- In office: 1475–1478

Personal details
- Born: 1443 Italy
- Died: 1478 (aged 34/35) Florence, Republic of Florence

= Francesco Salviati (bishop) =

Archbishop of Pisa from 1474, participant in the Pazzi Conspiracy (1443–1478)

Francesco Salviati (1443 – 1478) was the archbishop of Pisa from 1474 to 1478. He was one of the organisers of the Pazzi conspiracy, a plot to displace the Medici family as rulers of the Florentine Republic; he was executed after the failure of the plot.

== Biography ==
A blood-member of the Salviati family (to whom Pope Sixtus IV had re-awarded the papal banking contract after taking it away from the Medici), he was also related by marriage to the Pazzi, Medici, Vettori, and other powerful families. Orphaned at a young age, Salviati was educated as a humanist but vied to succeed in the church, knowing he could not rise to power in the family after losing his father. Pro-Medici sources paint Salviati as a flatterer and gambler who lusted for the power that could be attained through church favour.

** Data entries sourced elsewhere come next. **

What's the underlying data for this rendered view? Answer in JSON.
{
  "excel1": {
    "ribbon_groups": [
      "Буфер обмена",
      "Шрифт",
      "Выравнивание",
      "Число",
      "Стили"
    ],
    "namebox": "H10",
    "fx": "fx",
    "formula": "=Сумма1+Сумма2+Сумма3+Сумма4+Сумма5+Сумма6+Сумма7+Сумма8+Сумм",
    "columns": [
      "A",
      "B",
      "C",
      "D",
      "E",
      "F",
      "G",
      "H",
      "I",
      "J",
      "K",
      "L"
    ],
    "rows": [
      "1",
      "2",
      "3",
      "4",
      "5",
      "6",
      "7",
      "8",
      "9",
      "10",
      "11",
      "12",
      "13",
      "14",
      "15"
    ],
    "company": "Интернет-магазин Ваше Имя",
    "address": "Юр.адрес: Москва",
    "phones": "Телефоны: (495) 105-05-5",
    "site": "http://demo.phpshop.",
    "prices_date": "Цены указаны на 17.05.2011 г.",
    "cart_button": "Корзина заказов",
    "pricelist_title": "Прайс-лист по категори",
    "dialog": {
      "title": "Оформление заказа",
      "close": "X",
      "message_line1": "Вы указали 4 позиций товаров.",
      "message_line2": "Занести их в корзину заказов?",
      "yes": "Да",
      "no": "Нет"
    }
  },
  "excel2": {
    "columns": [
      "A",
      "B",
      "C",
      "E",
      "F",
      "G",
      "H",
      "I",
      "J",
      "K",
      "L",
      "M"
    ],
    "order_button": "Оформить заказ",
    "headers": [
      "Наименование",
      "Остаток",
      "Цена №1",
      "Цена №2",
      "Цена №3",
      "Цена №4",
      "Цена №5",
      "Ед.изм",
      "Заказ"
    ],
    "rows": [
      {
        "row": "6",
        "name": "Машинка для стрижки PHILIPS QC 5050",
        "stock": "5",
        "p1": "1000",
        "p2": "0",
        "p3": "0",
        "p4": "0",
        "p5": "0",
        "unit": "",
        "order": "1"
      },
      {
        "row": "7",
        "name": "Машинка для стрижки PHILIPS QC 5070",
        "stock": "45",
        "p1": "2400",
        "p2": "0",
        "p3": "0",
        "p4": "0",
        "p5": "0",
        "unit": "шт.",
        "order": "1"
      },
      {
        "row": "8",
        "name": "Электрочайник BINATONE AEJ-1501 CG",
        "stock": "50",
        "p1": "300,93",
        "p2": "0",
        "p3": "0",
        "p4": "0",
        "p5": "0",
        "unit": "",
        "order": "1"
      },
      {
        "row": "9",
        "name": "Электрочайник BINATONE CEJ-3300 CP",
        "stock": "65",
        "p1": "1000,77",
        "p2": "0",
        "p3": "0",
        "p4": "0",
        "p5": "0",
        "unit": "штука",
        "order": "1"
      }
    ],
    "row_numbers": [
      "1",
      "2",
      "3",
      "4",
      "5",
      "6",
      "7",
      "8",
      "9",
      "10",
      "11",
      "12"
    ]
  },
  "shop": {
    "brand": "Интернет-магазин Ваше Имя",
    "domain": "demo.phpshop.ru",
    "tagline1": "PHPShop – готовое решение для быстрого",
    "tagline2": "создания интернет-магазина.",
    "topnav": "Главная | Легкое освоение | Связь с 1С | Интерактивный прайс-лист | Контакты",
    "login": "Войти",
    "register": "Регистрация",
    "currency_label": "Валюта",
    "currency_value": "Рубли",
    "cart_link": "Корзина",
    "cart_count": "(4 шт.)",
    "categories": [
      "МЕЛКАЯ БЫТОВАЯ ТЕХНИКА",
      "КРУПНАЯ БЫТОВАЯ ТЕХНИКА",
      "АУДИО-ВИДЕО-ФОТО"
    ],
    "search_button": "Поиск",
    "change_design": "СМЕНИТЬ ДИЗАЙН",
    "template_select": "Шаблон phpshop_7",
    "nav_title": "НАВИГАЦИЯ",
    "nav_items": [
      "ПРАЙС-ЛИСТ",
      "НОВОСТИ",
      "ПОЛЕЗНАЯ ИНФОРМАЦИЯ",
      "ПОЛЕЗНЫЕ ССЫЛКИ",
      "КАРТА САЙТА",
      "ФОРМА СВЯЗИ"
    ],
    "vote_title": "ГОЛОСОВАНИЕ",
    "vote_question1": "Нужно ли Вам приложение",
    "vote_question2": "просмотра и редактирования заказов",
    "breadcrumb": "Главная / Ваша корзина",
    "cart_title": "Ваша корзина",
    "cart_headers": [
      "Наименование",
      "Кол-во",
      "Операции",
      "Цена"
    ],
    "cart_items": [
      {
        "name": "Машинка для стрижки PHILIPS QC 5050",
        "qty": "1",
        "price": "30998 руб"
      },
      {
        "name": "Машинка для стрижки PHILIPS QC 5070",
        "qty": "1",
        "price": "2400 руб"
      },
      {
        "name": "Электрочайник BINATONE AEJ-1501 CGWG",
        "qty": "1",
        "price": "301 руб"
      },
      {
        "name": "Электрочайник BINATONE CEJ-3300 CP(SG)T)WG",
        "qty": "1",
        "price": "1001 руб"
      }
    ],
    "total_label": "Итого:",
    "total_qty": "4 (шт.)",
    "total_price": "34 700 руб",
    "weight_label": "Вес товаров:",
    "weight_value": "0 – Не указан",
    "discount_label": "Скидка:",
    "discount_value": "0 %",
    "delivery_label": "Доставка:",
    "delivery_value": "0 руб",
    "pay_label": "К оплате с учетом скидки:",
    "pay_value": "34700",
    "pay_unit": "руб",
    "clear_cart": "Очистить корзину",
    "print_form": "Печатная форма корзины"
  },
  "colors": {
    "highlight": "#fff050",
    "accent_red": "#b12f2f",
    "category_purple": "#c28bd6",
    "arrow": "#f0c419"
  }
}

In 1464, Salviati moved to Rome to attach himself to Francesco della Rovere – who later became Pope Sixtus IV – and his nephews, Girolamo and Pietro Riario. This paid off in his appointment as archbishop.

The Medici family, who ruled the Republic of Florence at the time, opposed his appointment as archbishop, and so Salviati met with several other individuals dissatisfied with the Medici's rule to plan the assassination of Lorenzo and Giuliano de ' Medici, co-rulers of Florence, in what later became known as the Pazzi conspiracy. In spring 1478, Salviati sent his nephew Raffaele Riario to lure Lorenzo and Giuliano into a trap by inviting them to mass at the Santa Maria del Fiore cathedral, where the attack would take place. When the bell that was rung during the elevation rang, Salviati was to go to the Palazzo Vecchio, kill the Gonfaloniere Petrucci and take possession of the Palazzo della Signoria, whilst the main killing occurred in the cathedral. However, upon arriving at the Palazzo Vecchio, Salviati was arrested by Petrucci and within an hour had been hanged by a lynch mob from the window of the Sala dei Duecento. In the end, the Pazzi plot failed due to Lorenzo surviving the assassination attempt, and most of the conspirators were promptly hunted down and executed. Salviati's death at the hands of the Florentines was a key factor of the interdict placed upon Florence and the ensuing two years of war with the Papacy.

==In popular culture==
Francesco Salviati appears as a minor antagonist in the video game Assassin's Creed II, in which he is depicted as a member of the Templar Order, who within the game's storyline are responsible for the Pazzi conspiracy. Salviati's role in the conspiracy is greatly reduced in the game, as he is merely ordered to lead Pazzi-allied troops into Florence after the attack on the Medici. Following the failure of the Pazzi plot, Salviati is able to flee to his villa in the Tuscan countryside (an unfortunate farmer having been hanged in Florence in his place), only to be hunted down and assassinated in 1479 by Ezio Auditore.

Jacob Fortune-Lloyd portrays Salviati in the second season of the drama series Medici: Masters of Florence.